A ventania de mais de 80 km/h derrubou mais de 100 árvores e destruiu construções como casas e a rodoviária da cidade, que decretou estado de calamidade pública.

Uma intensa chuva de granizo também foi registrada e impediu que veículos seguissem caminho em ruas e estradas. Apesar do estrago, não há informações de desabrigados e desalojados, de acordo com a Defesa Civil de São Paulo.

Conhecido também como “microburst”, a microexplosão é uma corrente de ar muito forte que vem de cima para baixo após se desprender de uma nuvem denominada Cumulonimbus.

Segundo o Climatempo, esta é uma espécie de nuvem vertical que, por si só, já pode causar estragos, como “chuva torrencial, granizo, descargas elétricas atmosféricas e ventos muito intensos e destruidores”.

0

A depender da quantidade de área que se desprende da nuvem, pode haver tornados (se o vento for em espiral), downburst (se a área total da nuvem se desprende) ou microexplosão, como foi o caso de Pirassununga, em que a menor parte da nuvem se soltou.

Meteorologista do Climatempo, Daniela Freitas explica que instabilidades no clima deram origem ao fenômeno na cidade.

“Essas precipitações foram causadas por ventos em altos níveis de atmosfera que organizaram a umidade na região que, somada com as temperaturas, criaram essas fortes precipitações. Além disso, analisando imagens de satélite, radares meteorológicos e os estragos na região, podemos dizer que houve um fenômeno chamado de microexplosão. […] Temos valores de precipitação na casa dos 35mm e rajadas de vento em torno de 80-85km/h na região”, explicou Daniela no site da empresa.

Desespero dos moradores

Nas imagens, é possível constatar não apenas a força do vento, mas também o desespero dos moradores, ilhados nas ruas.

“Olha quanto gelo, o que que é isso? Nossa senhora”, diz um homem que ficou preso em uma via pública em meio à chuva de granizo. Em outra gravação, uma mulher chora e diz: “caiu tudo na rodoviária. Tá tudo destruído”.

Prédios da administração pública também ficaram destruídos, como o Palácio da Educação. A Santa Casa de Pirassununga, onde trabalha o prefeito, Dimas Urban, ficou alagada e precisou interromper atendimentos que dependiam de exames de imagem, pois os aparelhos pararam de funcionar.

Segundo Urban, a sala de plantão e o centro cirúrgico ficaram inundados e houve necessidade de transferir pacientes para o município de Leme, a cerca de 20 quilômetros de Pirassununga.

Teto desaba em sala de vacinas

Após a forte tempestade, a Prefeitura de Pirassununga anunciou que as ações de vacinação contra a Covid-19 estão suspensas “até que sejam restabelecidas as condições de funcionamento das unidades”.

Imunizantes precisaram ser levados para Piracicaba (SP) após o teto da sala de vacinas da Santa Casa desabar.
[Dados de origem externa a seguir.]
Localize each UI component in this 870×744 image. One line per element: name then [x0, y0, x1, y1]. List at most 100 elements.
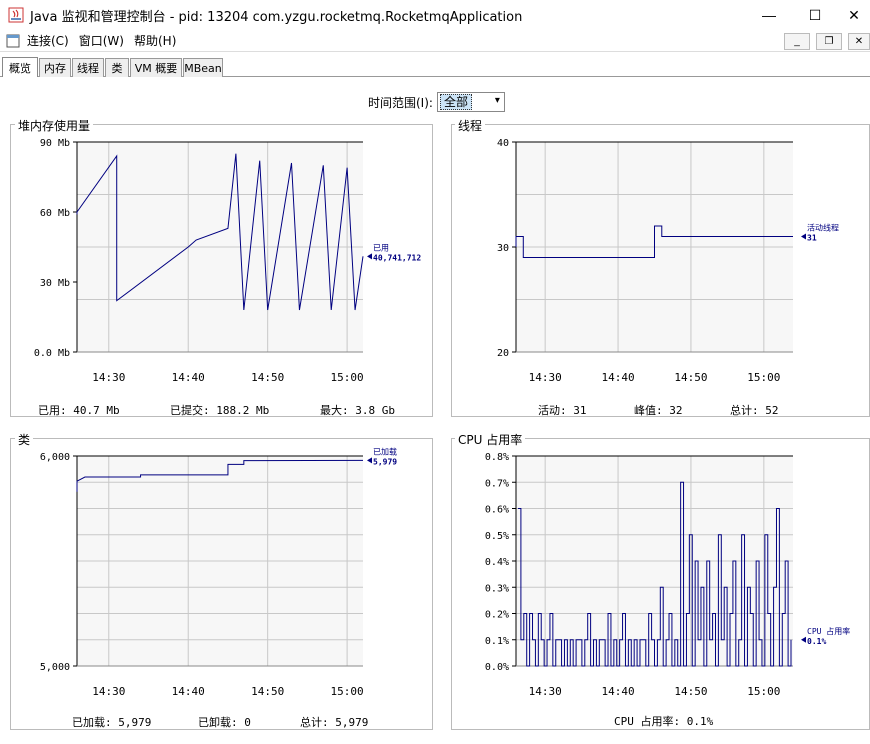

Além disso, atividades administrativas do executivo municipal também estão suspensas pelo resto da semana, com exceção de “atividades essenciais das secretarias de Obras, Segurança Pública, Saúde e Promoção Social”.

A Defesa Civil de São Paulo informou que, até a tarde desta segunda-feira (11/10), já havia restabelecido 80% da energia elétrica, desobstruído todas as vias e realizado corte e poda de árvores com risco de queda.


O Fundo Social de Solidariedade de Pirassununga anunciou que, a partir de terça-feira (12/10), receberá doações de produtos e itens básicos para famílias que tiveram perdas devido à tempestade. Serão recolhidos: alimentos não perecíveis; roupas; cobertores; travesseiros; roupas de cama, mesa e banho; e produtos de higiene pessoal e limpeza.